SEA FEVER (2019)
Rasyidharry
Mei 13, 2020
Ardalan Esmaili
,
Connie Nielsen
,
Cukup
,
Dougray Scott
,
Hermione Corfield
,
horror
,
Neasa Hardiman
,
REVIEW
,
Science-Fiction
,
Thriller
1 komentar
Debut penyutradaraan layar lebar
Neasa Hardiman yang sebelumnya lebih aktif di industri perteleisian ini mungkin
takkan menjadi klasik layaknya judul-judul yang memberinya inspirasi, sebutlah Jaws, The Abyss, hingga The Thing, tetapi itu tidak menutupi
fakta bahwa Sea Fever dibuat secara
kompeten, pun mungkin bakal jadi topik perbincangan berskala medium, terkait
relevansi insidental yang dimilikinya dengan pandemi corona saat ini.

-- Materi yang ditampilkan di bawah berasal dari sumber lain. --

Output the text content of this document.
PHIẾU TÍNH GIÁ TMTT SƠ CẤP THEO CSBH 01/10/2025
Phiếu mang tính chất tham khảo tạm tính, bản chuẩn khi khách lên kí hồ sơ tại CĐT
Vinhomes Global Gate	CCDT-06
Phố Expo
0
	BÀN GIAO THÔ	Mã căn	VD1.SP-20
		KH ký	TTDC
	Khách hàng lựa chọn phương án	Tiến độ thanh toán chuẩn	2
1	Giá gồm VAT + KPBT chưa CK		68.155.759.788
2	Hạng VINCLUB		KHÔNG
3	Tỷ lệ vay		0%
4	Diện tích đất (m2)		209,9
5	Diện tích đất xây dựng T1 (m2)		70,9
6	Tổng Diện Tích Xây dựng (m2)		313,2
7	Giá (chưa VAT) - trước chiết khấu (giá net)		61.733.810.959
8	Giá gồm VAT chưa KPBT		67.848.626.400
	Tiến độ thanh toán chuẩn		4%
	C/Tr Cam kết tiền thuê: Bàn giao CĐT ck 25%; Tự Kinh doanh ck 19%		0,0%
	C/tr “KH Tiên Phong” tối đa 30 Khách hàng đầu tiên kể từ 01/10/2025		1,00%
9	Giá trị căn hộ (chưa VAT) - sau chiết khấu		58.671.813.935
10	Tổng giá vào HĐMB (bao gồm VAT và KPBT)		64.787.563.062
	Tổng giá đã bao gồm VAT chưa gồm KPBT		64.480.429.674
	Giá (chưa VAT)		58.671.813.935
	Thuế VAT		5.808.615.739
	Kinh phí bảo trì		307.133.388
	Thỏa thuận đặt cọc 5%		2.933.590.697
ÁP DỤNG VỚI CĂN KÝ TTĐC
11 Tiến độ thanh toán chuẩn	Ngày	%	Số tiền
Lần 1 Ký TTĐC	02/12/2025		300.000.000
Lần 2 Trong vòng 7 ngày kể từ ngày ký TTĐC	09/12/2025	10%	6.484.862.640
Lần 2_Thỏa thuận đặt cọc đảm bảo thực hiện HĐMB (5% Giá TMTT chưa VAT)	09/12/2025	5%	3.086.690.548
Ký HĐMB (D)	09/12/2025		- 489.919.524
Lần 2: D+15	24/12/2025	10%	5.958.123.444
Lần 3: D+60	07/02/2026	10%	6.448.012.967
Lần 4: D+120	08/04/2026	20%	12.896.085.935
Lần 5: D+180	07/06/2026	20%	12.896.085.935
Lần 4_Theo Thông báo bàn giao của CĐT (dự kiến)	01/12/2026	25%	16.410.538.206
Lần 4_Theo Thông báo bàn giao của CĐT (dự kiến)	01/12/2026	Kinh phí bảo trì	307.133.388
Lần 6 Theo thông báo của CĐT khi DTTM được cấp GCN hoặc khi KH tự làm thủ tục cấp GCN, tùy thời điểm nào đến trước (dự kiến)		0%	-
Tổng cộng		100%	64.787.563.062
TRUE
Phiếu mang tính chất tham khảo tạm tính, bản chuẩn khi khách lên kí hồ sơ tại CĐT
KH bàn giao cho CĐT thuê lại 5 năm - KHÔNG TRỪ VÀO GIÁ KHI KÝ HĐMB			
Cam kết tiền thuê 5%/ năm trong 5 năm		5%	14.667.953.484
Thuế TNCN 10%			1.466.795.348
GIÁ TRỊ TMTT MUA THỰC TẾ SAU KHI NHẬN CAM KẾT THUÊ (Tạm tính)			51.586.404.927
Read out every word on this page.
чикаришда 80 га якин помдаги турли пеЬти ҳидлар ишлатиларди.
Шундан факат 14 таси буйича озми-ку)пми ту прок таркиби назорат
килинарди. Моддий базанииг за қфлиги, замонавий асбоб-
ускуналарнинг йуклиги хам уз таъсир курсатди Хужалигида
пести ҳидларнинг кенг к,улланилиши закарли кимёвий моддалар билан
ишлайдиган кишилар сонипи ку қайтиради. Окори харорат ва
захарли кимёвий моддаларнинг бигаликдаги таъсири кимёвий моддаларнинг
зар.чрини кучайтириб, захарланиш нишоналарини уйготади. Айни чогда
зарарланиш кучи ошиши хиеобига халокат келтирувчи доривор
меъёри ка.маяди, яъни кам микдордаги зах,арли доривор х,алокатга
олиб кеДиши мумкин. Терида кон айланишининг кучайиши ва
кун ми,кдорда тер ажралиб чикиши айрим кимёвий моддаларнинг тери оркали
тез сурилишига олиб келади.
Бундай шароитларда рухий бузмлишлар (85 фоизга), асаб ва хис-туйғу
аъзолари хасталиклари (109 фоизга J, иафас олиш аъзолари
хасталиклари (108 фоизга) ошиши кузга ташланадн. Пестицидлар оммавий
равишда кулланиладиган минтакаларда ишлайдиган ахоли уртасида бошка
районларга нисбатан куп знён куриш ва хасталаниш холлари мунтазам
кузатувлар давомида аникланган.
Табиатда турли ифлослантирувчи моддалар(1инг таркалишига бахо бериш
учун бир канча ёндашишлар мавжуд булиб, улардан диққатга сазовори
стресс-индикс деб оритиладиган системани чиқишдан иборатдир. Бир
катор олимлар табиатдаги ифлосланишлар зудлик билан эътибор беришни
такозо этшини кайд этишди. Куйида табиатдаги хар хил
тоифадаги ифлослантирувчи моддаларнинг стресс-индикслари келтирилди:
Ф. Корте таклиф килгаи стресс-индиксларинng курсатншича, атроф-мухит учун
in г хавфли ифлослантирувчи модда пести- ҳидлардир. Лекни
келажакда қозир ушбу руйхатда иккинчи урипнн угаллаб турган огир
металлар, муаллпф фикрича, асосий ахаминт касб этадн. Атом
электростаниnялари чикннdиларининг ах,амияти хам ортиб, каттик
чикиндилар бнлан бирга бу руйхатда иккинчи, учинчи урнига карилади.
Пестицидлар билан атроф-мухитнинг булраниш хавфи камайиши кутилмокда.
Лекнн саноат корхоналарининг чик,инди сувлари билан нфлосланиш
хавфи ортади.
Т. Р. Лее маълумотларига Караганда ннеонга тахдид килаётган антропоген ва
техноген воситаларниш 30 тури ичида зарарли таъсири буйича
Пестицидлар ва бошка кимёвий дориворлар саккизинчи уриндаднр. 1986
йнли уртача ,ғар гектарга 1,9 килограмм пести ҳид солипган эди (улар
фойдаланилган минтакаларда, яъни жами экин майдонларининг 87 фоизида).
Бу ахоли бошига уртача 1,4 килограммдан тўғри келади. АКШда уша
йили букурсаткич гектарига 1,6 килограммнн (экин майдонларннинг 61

Siobhan (Hermione Corfield),
seorang ilmuwan muda cerdas, terpaksa mengesampingkan keengganannya
bersosialisasi demi gelar profesor, ketika mengikuti studi lapangan bersama
para kru kapal penjaring ikan Niamh Cinn-Oir milik pasangan suami istri, Gerard
(Dougray Scott) dan Freya (Toni Collette awalnya dipilih sebagai pemeran
sebelum digantikan Connie Nielsen). Awalnya semua berjalan lancar, walau kita tahu
peristiwa buruk bakal terjadi setelah Gerard dan Freya mengabaikan larangan
penjaga pantai memasuki zona terlarang.
Para kru terkejut mengetahui
Siobhan berambut merah, yang mereka percaya bisa mendatangkan sial. Kemudian di
sebuah kesempatan, Siobhan dan Freya terlibat obrolan santai mengenai laut yang
bersinar. Siobhan menjabarkan lewat sisi saintifik, sedangkan Freya
mengaitkannya dengan cerita rakyat. Sebuah pembicaraan yang menyandingkan dua
perspektif berlawanan, sekaligus menyiratkan benturan sudut pandang ilmiah dengan
hasrat personal yang nantinya terjadi.
Di tengah perjalanan, kapal
tiba-tiba berhenti, lalu Hardiman (juga bertindak selaku penulis naskah) secara
efektif mulai menyiratkan kengerian yang menanti, ketika Omid (Ardalan Esmaili)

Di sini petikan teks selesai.